Lencho Lata Waqayo: There is no one more controversial than Lata in Oromo politics.Trained in the U.S. as a chemical engineer, Lata is part of the generation that wrote the OLF political program. During the organization’s formative years, Lata was instrumental in articulating its visions and strategies. He is the sole survivor from the first OLF leadership installed in 1977. He served as the organization’s Deputy General Secretary until 1998.
After serving as “advisor” to the OLF, Lata was dismissed from the organization earlier this year. His announcement last May of intentions to engage the Oromo by rearticulating the objectives and strategies of the Oromo struggle remained one of the major preoccupations for diaspora politicians. Lata, who had written two books on the subject, has been both praised and scrutinized in the past for his advocacy to democratize Ethiopia. While demonized by his detractors, Lata is seen as the most eminent Oromo leader.
Over the last decade, Lata’s person, service, and motives were subjects of relentless, malicious, and unwarranted attacks. A true original, Lata’s intellect, eloquence, resilience, and sense of humor are unequaled. Listening to him, one comes home after taking a glimpse, even if a fading one, into the greatness that was OLF, a greatness that is being corroded under the weight of incivility, false posturing, mediocrity, ineptitude, and senselessness. Observers say Lata’s Oromo Dialogue Forum may soon transform into a political movement.
For reawakening quiescent Oromo diaspora politics and even indirectly pressuring two rival OLF factions to unite, Lata is OPride’s runner up for Person of the Year 2012. Gudata Sado Hinika: Dr. Hinika’s remarkable journey is full of surprises. Hinika came to the U.S. narrowly escaping a required military service under the Dergue. He then put himself first through community college, and later medical school to become one of the most successful trauma surgeons in southern California.

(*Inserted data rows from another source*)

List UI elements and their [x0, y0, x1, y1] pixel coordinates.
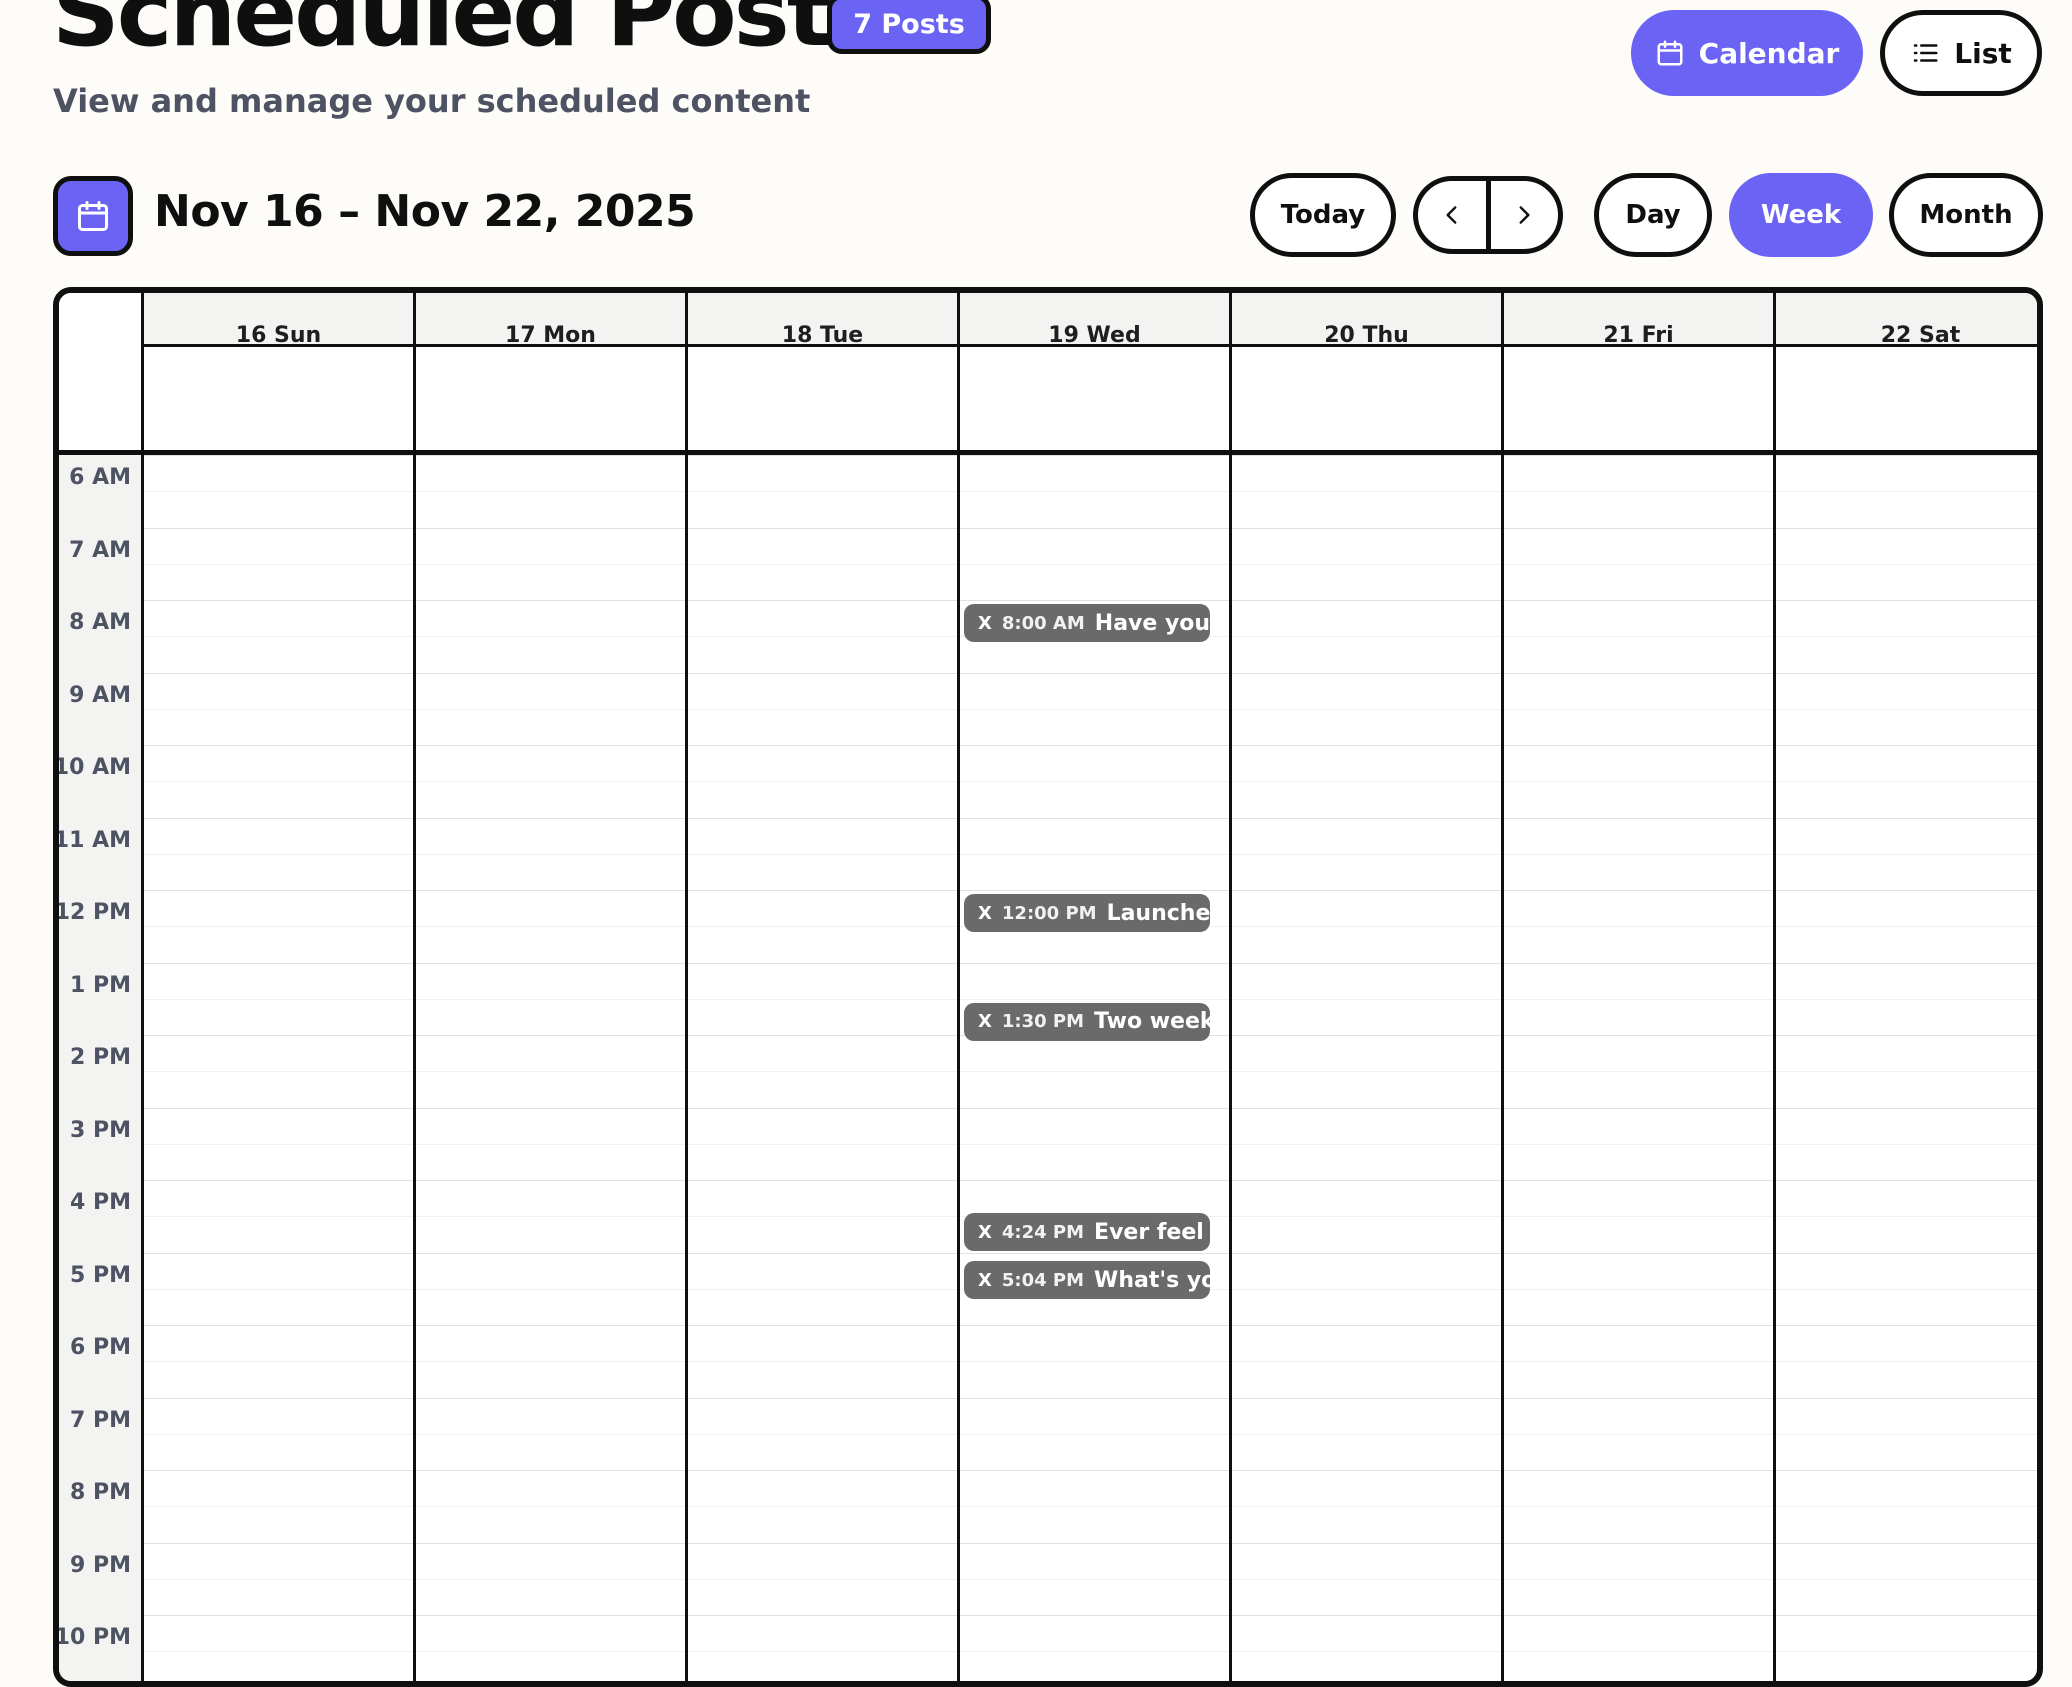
x-icon: X — [978, 612, 992, 634]
day-header[interactable]: 17 Mon — [416, 293, 688, 348]
day-header[interactable]: 16 Sun — [144, 293, 416, 348]
scheduled-post-event[interactable]: X 1:30 PM Two weeks — [964, 1002, 1210, 1041]
time-label: 3 PM — [70, 1117, 131, 1143]
time-label: 5 PM — [70, 1262, 131, 1288]
x-icon: X — [978, 1011, 992, 1033]
day-header[interactable]: 18 Tue — [688, 293, 960, 348]
day-header-label: 19 Wed — [1048, 323, 1141, 348]
day-column[interactable] — [416, 455, 688, 1681]
time-label: 6 AM — [69, 465, 131, 490]
page-title: Scheduled Posts — [52, 0, 885, 68]
time-label: 11 AM — [53, 827, 131, 853]
event-time: 4:24 PM — [1001, 1221, 1085, 1243]
next-week-button[interactable] — [1491, 181, 1559, 249]
week-view-button[interactable]: Week — [1729, 173, 1873, 257]
date-range-title: Nov 16 – Nov 22, 2025 — [154, 186, 696, 237]
time-label: 6 PM — [70, 1335, 131, 1360]
calendar-view-button[interactable]: Calendar — [1631, 10, 1863, 96]
time-label: 8 AM — [69, 610, 131, 635]
day-column[interactable] — [1504, 455, 1776, 1681]
event-time: 5:04 PM — [1001, 1269, 1085, 1291]
day-header[interactable]: 22 Sat — [1776, 293, 2037, 348]
event-title: Two weeks — [1094, 1009, 1210, 1035]
time-label: 8 PM — [70, 1480, 131, 1505]
time-label: 1 PM — [70, 972, 131, 998]
event-title: Launched — [1106, 900, 1210, 926]
event-time: 1:30 PM — [1001, 1011, 1085, 1033]
all-day-cell[interactable] — [416, 347, 688, 453]
event-title: Have you e — [1094, 610, 1210, 636]
event-title: What's you — [1094, 1267, 1210, 1293]
all-day-cell[interactable] — [1504, 347, 1776, 453]
previous-week-button[interactable] — [1418, 181, 1491, 249]
day-column[interactable] — [1776, 455, 2037, 1681]
time-label: 10 PM — [54, 1625, 131, 1650]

That’s not all. He too never forgot a dream that was seared into his mind at a young age: seek light beyond the sea but don’t forget where you came from. His philanthropy has already put many Oromo students through school. He has built elementary, junior, and secondary schools in his former village of Gode.
Hinika is now building a medical school and hospital – the first of its kind – in south-central Oromia. Earlier this year, the UN Association of USA honored Hinika with the Global Citizen Award for “establishing sustainable healthcare and education systems in rural Ethiopia.” His inspiring journey from rural Oromia to southern Los Angeles is poignantly captured, much better than we could write here, in his recently published memoir: The Healers Light. We encourage you to purchase and read his book: http://www.opride.com/oromsis/news/horn-of-africa/3628
Jawar Siraj Mohammed: The Ethiopian Muslims movement took many by surprise. Ethiopia’s restive Muslim population has never before articulated their grievances in such a well coordinated manner. The government, aided by the terror-mongering western media, went to great pains to portray the basic demands of religious freedom as extremism, signaling the advent of the menace of political Islam in a “friendly” country. If the committee of 17 were the voice of Ethiopian Muslim protesters inside the country, Jawar was that voice from the outside. For keeping abreast with the movement for nearly a year, promoting, and analyzing with flair, sometimes in real-time, Jawar is OPride’s runner-up for Person of the Year.